顔立可是凌炎曾经最宠信的下属,也是唯一一个曾经成为凌炎保镖的男人,凌炎傲慢惯了,从来不屑被人左右跟着保护,可顔立可是个意外,那个男人聪明、知进退,从来不说多余的话,似乎不用等凌炎说什么就能立刻明白他的意思,然后默默地把所有事情做好,这样的人才当然不会被埋没,他到腾凌不到一年,便被凌炎亲自提拔到了助手的位置。
那个男人不仅有聪明的头脑,更有一张俊美异常的脸蛋,但凌炎从来没想过对他下手,这个人让他觉得舒服,那是不同于床伴和恋人的感觉,像是难得的知己,能聊一聊心里话。所以当顔立可主动勾引凌炎时,凌炎头一次竟有些犹豫了。男人在他怀里辗转呻吟的模样有着难以言说的诱惑力,就连做爱这种对凌炎来说家常便饭的事情,在那些个夜里都显得柔情缱绻起来。
只是,这一切不过是骗局而已,顔立可最后躺在凌炎怀里,浑身浴血,却带着淡淡的笑,眼里竟像是带着一丝留恋似的。

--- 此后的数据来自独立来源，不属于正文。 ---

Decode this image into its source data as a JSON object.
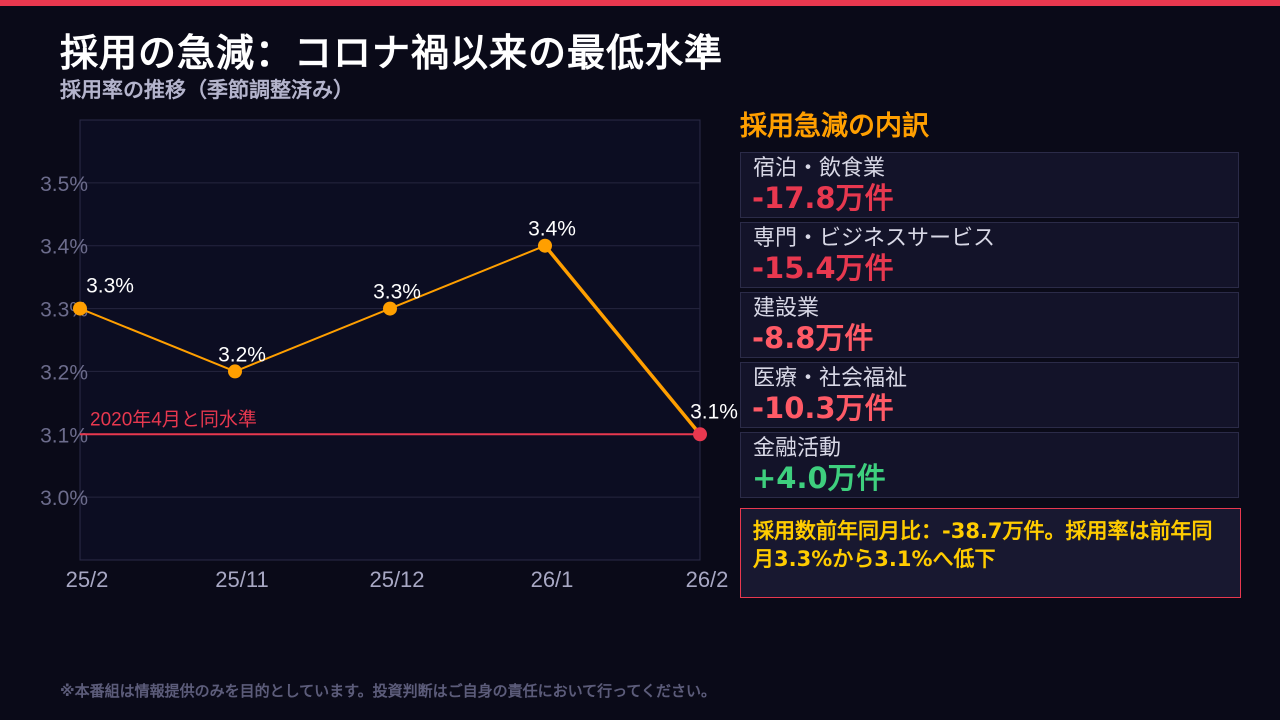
{
  "header": {
    "title": "採用の急減：コロナ禍以来の最低水準",
    "subtitle": "採用率の推移（季節調整済み）",
    "accent": "#e8384f"
  },
  "chart_data": {
    "type": "line",
    "categories": [
      "25/2",
      "25/11",
      "25/12",
      "26/1",
      "26/2"
    ],
    "values": [
      3.3,
      3.2,
      3.3,
      3.4,
      3.1
    ],
    "data_labels": [
      "3.3%",
      "3.2%",
      "3.3%",
      "3.4%",
      "3.1%"
    ],
    "yticks": [
      3.0,
      3.1,
      3.2,
      3.3,
      3.4,
      3.5
    ],
    "ytick_labels": [
      "3.0%",
      "3.1%",
      "3.2%",
      "3.3%",
      "3.4%",
      "3.5%"
    ],
    "ylim": [
      2.9,
      3.6
    ],
    "grid": true,
    "line_color": "#ff9f00",
    "highlight_color": "#e8384f",
    "reference_line": {
      "value": 3.1,
      "label": "2020年4月と同水準"
    }
  },
  "breakdown": {
    "title": "採用急減の内訳",
    "items": [
      {
        "label": "宿泊・飲食業",
        "value": "-17.8万件",
        "color": "#e8384f"
      },
      {
        "label": "専門・ビジネスサービス",
        "value": "-15.4万件",
        "color": "#e8384f"
      },
      {
        "label": "建設業",
        "value": "-8.8万件",
        "color": "#ff5a66"
      },
      {
        "label": "医療・社会福祉",
        "value": "-10.3万件",
        "color": "#ff5a66"
      },
      {
        "label": "金融活動",
        "value": "+4.0万件",
        "color": "#3ecf7e"
      }
    ],
    "summary": "採用数前年同月比：-38.7万件。採用率は前年同月3.3%から3.1%へ低下"
  },
  "footer": {
    "disclaimer": "※本番組は情報提供のみを目的としています。投資判断はご自身の責任において行ってください。"
  }
}
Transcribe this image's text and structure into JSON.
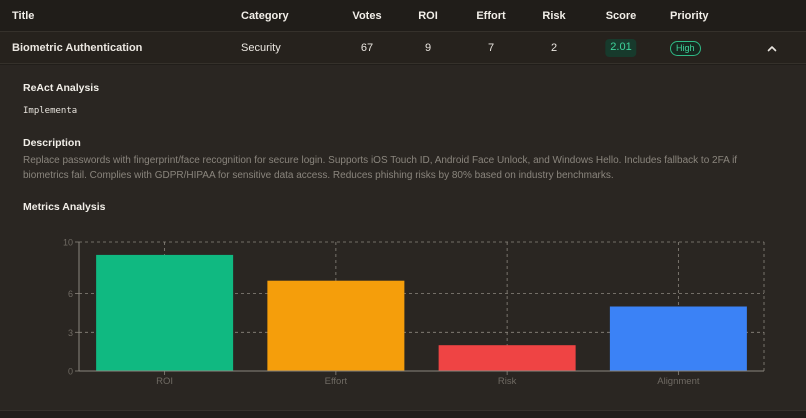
{
  "table": {
    "headers": {
      "title": "Title",
      "category": "Category",
      "votes": "Votes",
      "roi": "ROI",
      "effort": "Effort",
      "risk": "Risk",
      "score": "Score",
      "priority": "Priority"
    },
    "row": {
      "title": "Biometric Authentication",
      "category": "Security",
      "votes": "67",
      "roi": "9",
      "effort": "7",
      "risk": "2",
      "score": "2.01",
      "priority": "High",
      "expand_icon": "chevron-up-icon"
    }
  },
  "details": {
    "react_title": "ReAct Analysis",
    "react_text": "Implementa",
    "description_title": "Description",
    "description_text": "Replace passwords with fingerprint/face recognition for secure login. Supports iOS Touch ID, Android Face Unlock, and Windows Hello. Includes fallback to 2FA if biometrics fail. Complies with GDPR/HIPAA for sensitive data access. Reduces phishing risks by 80% based on industry benchmarks.",
    "metrics_title": "Metrics Analysis"
  },
  "colors": {
    "roi": "#10b981",
    "effort": "#f59e0b",
    "risk": "#ef4444",
    "alignment": "#3b82f6",
    "score_badge": "#3ed39a"
  },
  "chart_data": {
    "type": "bar",
    "categories": [
      "ROI",
      "Effort",
      "Risk",
      "Alignment"
    ],
    "values": [
      9,
      7,
      2,
      5
    ],
    "colors": [
      "#10b981",
      "#f59e0b",
      "#ef4444",
      "#3b82f6"
    ],
    "yticks": [
      "0",
      "3",
      "6",
      "10"
    ],
    "ylim": [
      0,
      10
    ],
    "grid": true,
    "grid_style": "dashed"
  }
}
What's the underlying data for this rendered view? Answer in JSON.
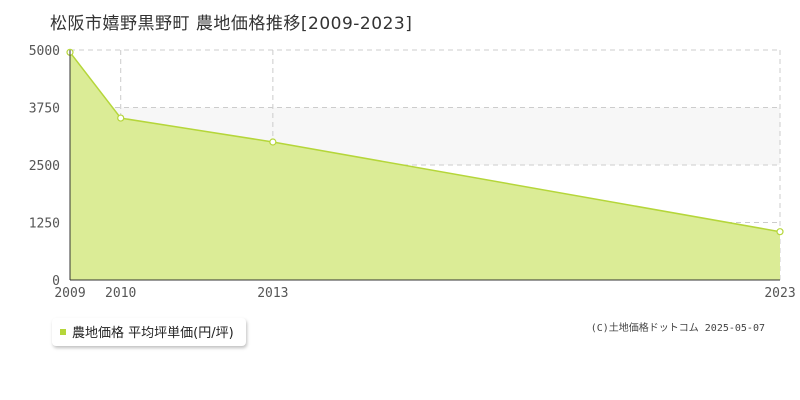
{
  "title": "松阪市嬉野黒野町 農地価格推移[2009-2023]",
  "legend_label": "農地価格 平均坪単価(円/坪)",
  "copyright": "(C)土地価格ドットコム 2025-05-07",
  "colors": {
    "fill": "#dbec96",
    "line": "#b5d63a",
    "grid": "#cccccc",
    "axis": "#333333",
    "band": "#f7f7f7"
  },
  "chart_data": {
    "type": "area",
    "title": "松阪市嬉野黒野町 農地価格推移[2009-2023]",
    "xlabel": "",
    "ylabel": "",
    "x": [
      2009,
      2010,
      2013,
      2023
    ],
    "x_ticks": [
      "2009",
      "2010",
      "2013",
      "2023"
    ],
    "y_ticks": [
      "0",
      "1250",
      "2500",
      "3750",
      "5000"
    ],
    "ylim": [
      0,
      5000
    ],
    "grid": true,
    "legend_position": "bottom-left",
    "series": [
      {
        "name": "農地価格 平均坪単価(円/坪)",
        "values": [
          4950,
          3520,
          3000,
          1050
        ]
      }
    ]
  }
}
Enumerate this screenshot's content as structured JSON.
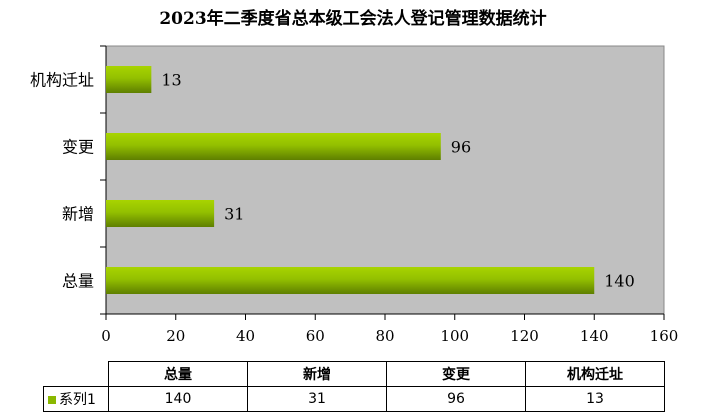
{
  "chart_data": {
    "type": "bar",
    "orientation": "horizontal",
    "title": "2023年二季度省总本级工会法人登记管理数据统计",
    "categories": [
      "总量",
      "新增",
      "变更",
      "机构迁址"
    ],
    "series": [
      {
        "name": "系列1",
        "values": [
          140,
          31,
          96,
          13
        ]
      }
    ],
    "xlim": [
      0,
      160
    ],
    "x_ticks": [
      0,
      20,
      40,
      60,
      80,
      100,
      120,
      140,
      160
    ],
    "grid": false,
    "data_labels": true,
    "data_table": true,
    "colors": {
      "bar_top": "#a8d400",
      "bar_bottom": "#5e7f00",
      "plot_bg": "#c0c0c0"
    }
  }
}
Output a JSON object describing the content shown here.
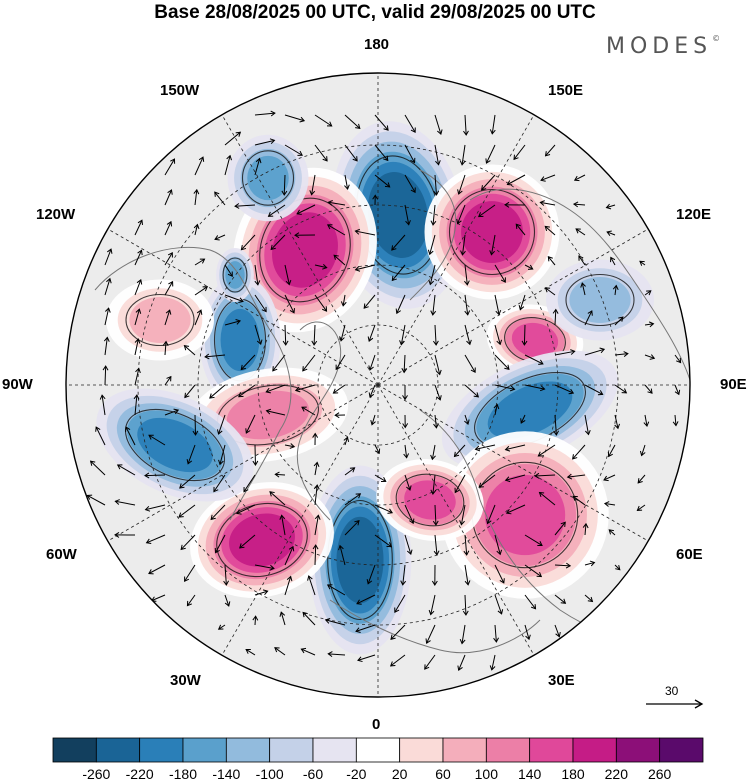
{
  "title": "Base 28/08/2025 00 UTC, valid 29/08/2025 00 UTC",
  "brand": "MODES",
  "brand_mark": "©",
  "lon_labels": {
    "n180": "180",
    "w150": "150W",
    "e150": "150E",
    "w120": "120W",
    "e120": "120E",
    "w90": "90W",
    "e90": "90E",
    "w60": "60W",
    "e60": "60E",
    "w30": "30W",
    "e30": "30E",
    "s0": "0"
  },
  "wind_reference": {
    "label": "30"
  },
  "colorbar": {
    "ticks": [
      "-260",
      "-220",
      "-180",
      "-140",
      "-100",
      "-60",
      "-20",
      "20",
      "60",
      "100",
      "140",
      "180",
      "220",
      "260"
    ],
    "colors": [
      "#123f5e",
      "#1a6496",
      "#2a7fb8",
      "#5aa0cc",
      "#92bbdd",
      "#c4d1e8",
      "#e6e4f1",
      "#ffffff",
      "#fadbd8",
      "#f4aebb",
      "#ec7fa7",
      "#e0489a",
      "#c51c86",
      "#8c0f78",
      "#5a0a6b"
    ]
  },
  "anomalies": [
    {
      "sign": "neg",
      "value": -220
    },
    {
      "sign": "pos",
      "value": 240
    },
    {
      "sign": "pos",
      "value": 220
    },
    {
      "sign": "neg",
      "value": -160
    },
    {
      "sign": "neg",
      "value": -200
    },
    {
      "sign": "pos",
      "value": 200
    },
    {
      "sign": "pos",
      "value": 150
    },
    {
      "sign": "neg",
      "value": -180
    },
    {
      "sign": "neg",
      "value": -240
    },
    {
      "sign": "pos",
      "value": 230
    },
    {
      "sign": "pos",
      "value": 190
    },
    {
      "sign": "neg",
      "value": -190
    },
    {
      "sign": "neg",
      "value": -150
    },
    {
      "sign": "pos",
      "value": 170
    },
    {
      "sign": "neg",
      "value": -120
    },
    {
      "sign": "pos",
      "value": 120
    }
  ]
}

这个人,卧底做惯了,快死了还要继续骗自己吗?
“你恨我吗?”顔立可留给他四个字后永远闭上了眼睛,从那天开始,凌炎身边再没有一个保镖,也再没有除了卢筠以外的人跟随过。
那个人来得无声无息,走得也安安静静,他只是一颗棋子,就连死了也没有安身的地方,凌炎亲手结果了他,尸体扔进了海里,他到死都没有说出背后的指使者是谁,却在凌炎怀里咽气的前一秒告诉他,小心项黎。